At seventeen, you’re facing one more year and then a Big Big Change. Or I was, anyway. You’re trying to figure out what in the hell your place in the world is going to be. “What do you want to be when you grow up?” has transformed from a fun little game in which you can be a doctor or a rock star or a famous poet or a keeper of unicorns to the realization that you are going to have to find a way to live, a way that might be different from how your parents live, something that might involve screwing up and facing consequences. It’s exhilarating and terrifying all at once, and Darkness talked about both the terror and the exhilaration. I used to blast “Badlands” as I got ready to go to my minimum-wage summer job, realizing that something called “work” was going to have to be a part of my life for a long long time, feeling every bit the oppressed worker (ha!) and finding some kind of hope and comfort in the fist-pumping resolve of that song. “Racing in the Street” enchanted me, though I didn’t understand what it was saying, really – to be honest I didn’t really understand that one until I was much, much older, maybe in my thirties.

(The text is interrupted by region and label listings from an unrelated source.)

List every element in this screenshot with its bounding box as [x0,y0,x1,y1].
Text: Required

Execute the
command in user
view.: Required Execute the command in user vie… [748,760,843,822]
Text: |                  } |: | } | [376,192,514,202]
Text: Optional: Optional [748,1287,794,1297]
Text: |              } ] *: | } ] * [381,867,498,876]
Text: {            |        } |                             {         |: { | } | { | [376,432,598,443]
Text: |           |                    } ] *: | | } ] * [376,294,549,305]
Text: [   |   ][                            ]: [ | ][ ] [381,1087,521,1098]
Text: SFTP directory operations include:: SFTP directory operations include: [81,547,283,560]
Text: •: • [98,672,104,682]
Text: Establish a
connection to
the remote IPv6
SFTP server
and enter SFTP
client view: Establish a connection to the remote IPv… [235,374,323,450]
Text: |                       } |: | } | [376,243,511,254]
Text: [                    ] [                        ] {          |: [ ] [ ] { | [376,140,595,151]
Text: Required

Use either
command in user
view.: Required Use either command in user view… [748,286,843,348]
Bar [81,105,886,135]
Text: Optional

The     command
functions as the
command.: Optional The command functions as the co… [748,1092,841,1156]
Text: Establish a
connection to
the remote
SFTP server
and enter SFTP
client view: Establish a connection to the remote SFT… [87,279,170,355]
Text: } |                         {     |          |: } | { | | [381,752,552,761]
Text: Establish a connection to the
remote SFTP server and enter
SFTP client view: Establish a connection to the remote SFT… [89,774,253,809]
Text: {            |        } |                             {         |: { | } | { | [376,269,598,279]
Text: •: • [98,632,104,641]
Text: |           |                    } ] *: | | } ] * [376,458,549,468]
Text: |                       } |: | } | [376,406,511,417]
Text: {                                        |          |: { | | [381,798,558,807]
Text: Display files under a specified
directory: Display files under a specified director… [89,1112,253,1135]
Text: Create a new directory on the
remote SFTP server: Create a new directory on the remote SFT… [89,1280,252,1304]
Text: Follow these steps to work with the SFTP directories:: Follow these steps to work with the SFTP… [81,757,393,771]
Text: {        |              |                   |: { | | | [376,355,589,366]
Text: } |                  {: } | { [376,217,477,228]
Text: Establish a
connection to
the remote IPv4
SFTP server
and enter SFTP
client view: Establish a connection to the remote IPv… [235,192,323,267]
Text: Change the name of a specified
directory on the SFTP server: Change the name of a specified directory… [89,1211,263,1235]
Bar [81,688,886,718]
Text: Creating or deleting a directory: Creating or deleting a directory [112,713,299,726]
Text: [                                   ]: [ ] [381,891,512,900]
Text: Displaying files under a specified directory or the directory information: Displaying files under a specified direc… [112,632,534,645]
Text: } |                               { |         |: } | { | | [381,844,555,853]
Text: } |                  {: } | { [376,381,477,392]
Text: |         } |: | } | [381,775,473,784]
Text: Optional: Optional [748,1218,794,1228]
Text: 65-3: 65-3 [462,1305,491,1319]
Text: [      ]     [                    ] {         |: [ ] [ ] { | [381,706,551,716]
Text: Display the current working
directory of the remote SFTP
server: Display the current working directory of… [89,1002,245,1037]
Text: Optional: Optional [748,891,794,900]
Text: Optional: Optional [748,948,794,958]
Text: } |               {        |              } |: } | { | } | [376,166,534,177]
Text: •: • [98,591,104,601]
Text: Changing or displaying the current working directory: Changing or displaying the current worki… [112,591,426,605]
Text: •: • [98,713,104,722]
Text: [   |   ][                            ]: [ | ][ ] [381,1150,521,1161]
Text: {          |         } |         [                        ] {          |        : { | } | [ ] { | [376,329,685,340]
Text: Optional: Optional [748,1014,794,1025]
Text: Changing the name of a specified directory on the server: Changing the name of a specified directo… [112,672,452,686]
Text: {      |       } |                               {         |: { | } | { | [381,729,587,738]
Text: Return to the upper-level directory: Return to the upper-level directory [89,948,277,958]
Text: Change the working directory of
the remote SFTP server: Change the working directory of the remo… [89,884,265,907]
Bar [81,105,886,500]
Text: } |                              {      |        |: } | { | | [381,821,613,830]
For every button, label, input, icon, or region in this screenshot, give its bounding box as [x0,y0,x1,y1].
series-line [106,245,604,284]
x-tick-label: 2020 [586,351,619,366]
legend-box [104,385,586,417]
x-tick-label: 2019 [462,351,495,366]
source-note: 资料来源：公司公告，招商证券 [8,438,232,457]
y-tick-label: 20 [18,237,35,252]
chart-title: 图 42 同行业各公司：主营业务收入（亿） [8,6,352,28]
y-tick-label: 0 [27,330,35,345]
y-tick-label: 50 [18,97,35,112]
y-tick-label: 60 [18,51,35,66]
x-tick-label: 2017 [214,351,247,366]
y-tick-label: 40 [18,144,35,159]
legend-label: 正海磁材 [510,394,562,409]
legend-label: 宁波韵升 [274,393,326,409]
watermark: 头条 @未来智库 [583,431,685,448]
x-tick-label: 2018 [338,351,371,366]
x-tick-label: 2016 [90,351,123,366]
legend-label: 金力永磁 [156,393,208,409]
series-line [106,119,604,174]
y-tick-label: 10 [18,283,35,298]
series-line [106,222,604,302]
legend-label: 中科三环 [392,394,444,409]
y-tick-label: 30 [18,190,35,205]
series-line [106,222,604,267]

Darkness was an album about the contentious relationship between the individual and a world that isn’t always kind to individuals. It’s an album about growing up and figuring out what you have to take on, and how you’re going to do it without giving up who you are – or how to live with what you do give up. In some ways I immediately understood what it was saying, in some ways I understood it viscerally but couldn’t have put it into words, and in some ways I am still just understanding it, forty years later.

So happy record-release anniversary to Mr. Springsteen and to Darkness. I wouldn’t be who I am today without this music, I’m quite certain of that.

Oh yes, and then after the album had become a deep part of me, after listening to a couple of concerts that were broadcast live on the radio (THAT blew my mind, for sure), I finally got to see Springsteen and the E Street Band in September of that year. Talk about a transformative experience… I’ll write about that one for its anniversary. Promise.

 

(Thanks to Backstreets, whose compilation of commentary on Darkness inspired this post. And thanks also to Ultimate Classic Rock’s Darkness at 40 roundtable, which also helped me think about what the album meant to me.)